Naast de bovengenoemde mogelijkheden waarin de voorwaarden met betrekking tot het overeenkomen van een leaseauto in een overeenkomst of regeling is opgenomen kan het ook zijn dat een leaseauto verstrekt wordt zonder dat er duidelijk sprake is van een arbeidsvoorwaarde en dit een verworven recht is geworden.[4] Hier zal in de volgende paragraaf nader op worden ingegaan.

  1. Verworven recht

3.1 Wat is een verworven recht?

De definitie van een verworven recht is niet terug te vinden in het Burgerlijk Wetboek. Voor een definitie dient te worden gekeken naar rechtspraak en literatuur.[5] Een verworven recht is niet iets wat zwart op wit staat. Om te kunnen bepalen of iets een verworven recht is, dient een aantal criteria te worden nagelopen. Deze criteria komen voort uit een arrest van de Hoge Raad uit 2018, namelijk HR Pontmeyer/FNV.[6] De criteria die in dat arrest naar voren zijn gekomen zijn als volgt:[7]

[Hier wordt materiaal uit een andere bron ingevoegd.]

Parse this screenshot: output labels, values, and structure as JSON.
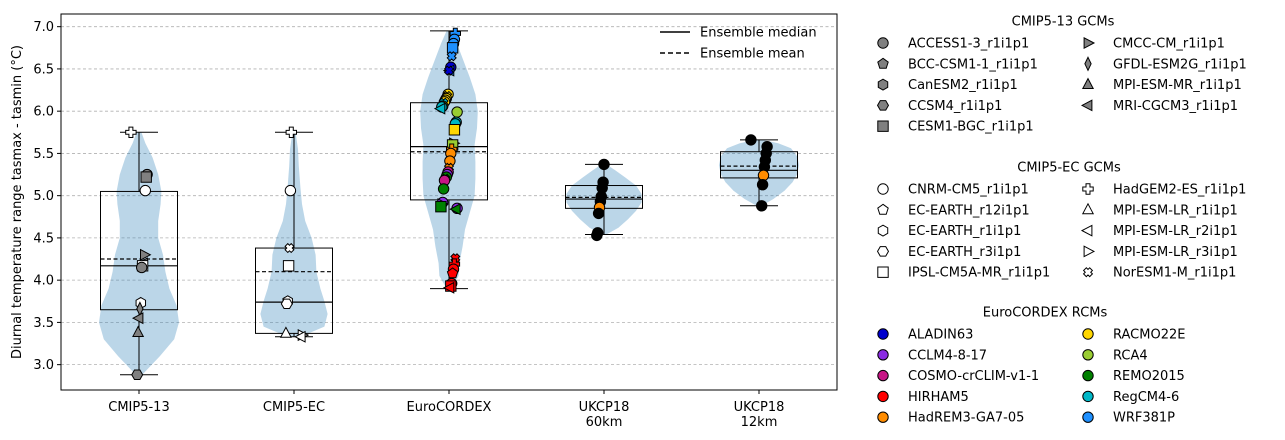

  • De inhoud van de gedragslijn;
  • De aard van de arbeidsovereenkomst en de positie die de werkgever en de werknemer tegenover elkaar innemen;
  • De lengte van de periode dat de werkgever een bepaalde gedragslijn heeft gevolgd;
  • Wat de werkgever en de werknemer over deze gedragslijn tegenover elkaar hebben verklaard of juist niet hebben verklaard;
  • De aard van de voor- en nadelen die voor de werkgever en de werknemer uit de gedragslijn voortvloeien, en;
  • De aard en de omvang van de kring van werknemers bij wie de gedragslijn is gevolgd.

Overigens zijn bovengenoemde criteria aan te merken als gezichtspunten. In elke situatie dient naar de omstandigheden van het geval te worden afgewogen wat de belangen zijn en hoe zwaar deze belangen wegen. Dit benadrukt van Vliet nogmaals in zijn noot onder het arrest van HR Pontmeyer/FNV.[8]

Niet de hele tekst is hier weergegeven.